CRD: Tegner’s sculpture Earthbound in fact repels me. For in it the woman clings to the man/the divinity. So, it is more the title than his sculpture that has inspired me. I have given the same title to several of my works in the exhibition, because quite fundamentally I think the title Earthbound is captivating. What does it mean, how does it connect the human to nature? Pure nature, basically. I am interested in exploring our dependence and our interrelations.
AKG: Let us finally turn to a motif which like a spectre continues to haunt your works across your career: that is, the owl. In Greek mythology it is the attribute of Athene, goddess of war, crafts, and art. The owl usually stands as this stoic symbol of learning, but it is also a predator that hunts when night falls. The bird species that in Danish is called the ‘church owl’, is in Latin called ‘Athene noctua’, Athene in fact, and I have heard that this very owl likes to sit out where it can both be seen and heard. At Tegner’s Museum an owl sits freely visible, up on one of the museum’s outer walls. Otherwise, there are not many ornamental features on the Brutalist concrete building, but Tegner’s sculpture of an owl has been given a place. When Tegner lived in Paris, it seems he shared his workshop with an owl, which at night became restless in its cage and was therefore let out and allowed to fly around freely among the sculptures. The owl and man “always kept an eye on each other”, as Tegner writes in his memoirs Toward the Light. With its large eyes the owl is this mysterious being that sees every¬thing and possibly even knows everything? “The owls are not what they seem”, as it is put in the cult series Twin Peaks. Among your new works owls are also hidden and they have been given the same very apt title as your exhibition at Tegner’s Museum: that is, Oracle. What kind of source of wisdom is the owl for you?
CRD: Owls are thought to be mysterious, perhaps because they live in the dark. Among the Kikuyu in Kenya owls are thought to be omens of death. In the West we often associate owls with wisdom and insight. I have worked with the owl as a motif since 2005. The first time I came across it was in connection with a succession of works I created that were inspired by The Odyssey, where the goddess Athene appears in the form of an owl and speaks the truth to Odysseus in the shape of an owl. The image of Athene as an owl was one of the most important religious symbols in ancient Greece. Animals have for a very long time evoked symbolic associations for humans.
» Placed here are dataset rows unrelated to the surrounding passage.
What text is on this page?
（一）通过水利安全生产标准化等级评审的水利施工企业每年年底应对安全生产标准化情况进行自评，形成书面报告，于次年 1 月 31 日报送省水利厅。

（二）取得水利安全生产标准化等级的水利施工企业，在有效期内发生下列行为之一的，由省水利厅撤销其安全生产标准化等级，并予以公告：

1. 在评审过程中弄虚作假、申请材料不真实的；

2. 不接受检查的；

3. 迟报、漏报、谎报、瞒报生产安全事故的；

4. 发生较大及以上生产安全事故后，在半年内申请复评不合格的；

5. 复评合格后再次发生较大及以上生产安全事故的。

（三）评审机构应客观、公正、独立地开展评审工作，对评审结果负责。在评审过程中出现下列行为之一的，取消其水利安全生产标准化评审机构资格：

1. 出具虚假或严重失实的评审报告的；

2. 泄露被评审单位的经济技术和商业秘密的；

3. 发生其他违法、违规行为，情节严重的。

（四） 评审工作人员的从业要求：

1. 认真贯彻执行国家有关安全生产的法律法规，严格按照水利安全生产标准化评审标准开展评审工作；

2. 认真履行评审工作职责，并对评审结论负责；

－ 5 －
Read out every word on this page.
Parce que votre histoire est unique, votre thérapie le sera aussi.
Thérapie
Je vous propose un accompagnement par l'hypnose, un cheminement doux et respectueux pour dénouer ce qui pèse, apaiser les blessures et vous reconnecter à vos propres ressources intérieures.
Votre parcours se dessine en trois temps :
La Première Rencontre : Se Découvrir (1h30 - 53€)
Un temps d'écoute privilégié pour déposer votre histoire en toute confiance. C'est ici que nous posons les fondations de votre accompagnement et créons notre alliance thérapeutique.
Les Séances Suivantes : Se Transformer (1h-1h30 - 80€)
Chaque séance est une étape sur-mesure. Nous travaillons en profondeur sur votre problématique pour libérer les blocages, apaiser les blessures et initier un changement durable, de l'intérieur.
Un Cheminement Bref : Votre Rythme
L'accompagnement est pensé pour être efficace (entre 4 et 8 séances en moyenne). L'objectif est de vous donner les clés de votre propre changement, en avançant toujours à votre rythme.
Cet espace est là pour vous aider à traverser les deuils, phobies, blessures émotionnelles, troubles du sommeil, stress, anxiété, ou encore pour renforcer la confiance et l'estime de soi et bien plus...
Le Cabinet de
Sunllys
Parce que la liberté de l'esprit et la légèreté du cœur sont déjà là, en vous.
The 12 Olympian gods each had an animal that represented something sacred to them.
My practice over the years has focused on transformation and metamorphosis with questions about what is crucial to being human, and how the definition of the human has changed. Whether they are rooted in tradition or are more forward-looking, metamorphoses of humans, animals or plants can give us new insights into the natural world. Especially in the present-day technological society, which is defined by digital culture and thus our indirect and virtual experience of reality. And although oracles are best known from the civilisations and religions of antiquity, we can still gain knowledge from the myths today. Art has survived all civilisations and has continued to speak to us. I think that is magical.